Your article ("Minimum Wage Push" April 10) describes the plight of Bridget Highkin. Ms. Highkin is a 25-year-old mother of two, who because of the slow economy has seen her restaurant waitress pay decrease significantly. She now lives with her mother and relies on food stamps and child and health care subsidies. Shouldn't Ms. Highkin have qualified for the earned income tax credit? Her sons are 4 and 6. Therefore Ms. Highkin had two children by 21. The article does not mention the father(s) of her children. Shouldn't the children's father(s) and for that matter the father(s)'s parents contribute to the children's well being? What about Ms. Highkin's father contributing to the welfare of his daughter and his grandchildren?
Unfortunately today's society "saints" the single mother and discourages and absolves fathers of any emotional or financial responsibility to their children and their children's mother. Not to worry, the beneficent government (taxpayers) will stand in for fathers.
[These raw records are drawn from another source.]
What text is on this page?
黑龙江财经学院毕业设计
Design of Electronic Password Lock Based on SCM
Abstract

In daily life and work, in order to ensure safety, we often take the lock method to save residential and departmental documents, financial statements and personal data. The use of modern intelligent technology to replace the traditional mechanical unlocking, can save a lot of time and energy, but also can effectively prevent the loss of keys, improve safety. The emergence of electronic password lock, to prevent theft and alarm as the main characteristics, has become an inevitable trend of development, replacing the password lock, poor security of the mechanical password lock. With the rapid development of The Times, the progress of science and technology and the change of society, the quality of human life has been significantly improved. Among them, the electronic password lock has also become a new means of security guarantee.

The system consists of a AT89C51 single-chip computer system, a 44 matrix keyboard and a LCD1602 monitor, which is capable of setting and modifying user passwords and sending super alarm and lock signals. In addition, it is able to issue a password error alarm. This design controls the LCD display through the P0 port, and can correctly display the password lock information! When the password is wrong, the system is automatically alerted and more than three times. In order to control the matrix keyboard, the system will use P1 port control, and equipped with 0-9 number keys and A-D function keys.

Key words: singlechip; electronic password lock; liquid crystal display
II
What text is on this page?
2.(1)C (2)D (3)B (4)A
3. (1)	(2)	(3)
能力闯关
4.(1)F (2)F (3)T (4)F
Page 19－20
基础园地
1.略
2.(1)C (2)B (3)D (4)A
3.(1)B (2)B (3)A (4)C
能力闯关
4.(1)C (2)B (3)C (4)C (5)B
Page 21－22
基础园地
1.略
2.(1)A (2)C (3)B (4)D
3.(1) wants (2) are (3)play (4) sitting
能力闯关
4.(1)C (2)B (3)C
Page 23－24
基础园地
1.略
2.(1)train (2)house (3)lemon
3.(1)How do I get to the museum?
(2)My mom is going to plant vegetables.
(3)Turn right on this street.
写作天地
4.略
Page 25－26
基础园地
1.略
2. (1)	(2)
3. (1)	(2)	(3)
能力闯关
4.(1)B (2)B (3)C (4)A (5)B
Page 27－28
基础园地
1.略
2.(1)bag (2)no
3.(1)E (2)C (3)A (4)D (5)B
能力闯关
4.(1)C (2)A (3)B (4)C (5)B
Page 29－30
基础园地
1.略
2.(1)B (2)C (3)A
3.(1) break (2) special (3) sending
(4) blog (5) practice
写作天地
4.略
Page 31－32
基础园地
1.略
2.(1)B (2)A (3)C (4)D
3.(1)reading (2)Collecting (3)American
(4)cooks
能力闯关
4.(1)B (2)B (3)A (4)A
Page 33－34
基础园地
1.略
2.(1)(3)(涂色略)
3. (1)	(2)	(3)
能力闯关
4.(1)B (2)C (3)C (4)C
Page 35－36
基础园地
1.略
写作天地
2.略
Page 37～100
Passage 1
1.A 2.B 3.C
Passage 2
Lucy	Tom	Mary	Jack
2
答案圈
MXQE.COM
Further, shouldn't individuals who can afford to eat at restaurants be encouraged to do so in order for waitresses and other staff to be self-supportive? I believe in one of her broadcasts Oprah Winfrey told her audience to save money by not eating at restaurants that night. Gee, discouraging restaurant goers is great news for restaurant owners and their employees like Ms. Highkin. Also for the food suppliers, truckers, et al.
The article also quotes Jen Kern, "It doesn't cost taxpayers anything." Save this article for when the public sector unions cite the new minimum wage when demanding increased wages. Their workers will have to get at least whatever is the minimum wage increase is. your article $2.50/hour. Or wouldn't their members be losing spending power?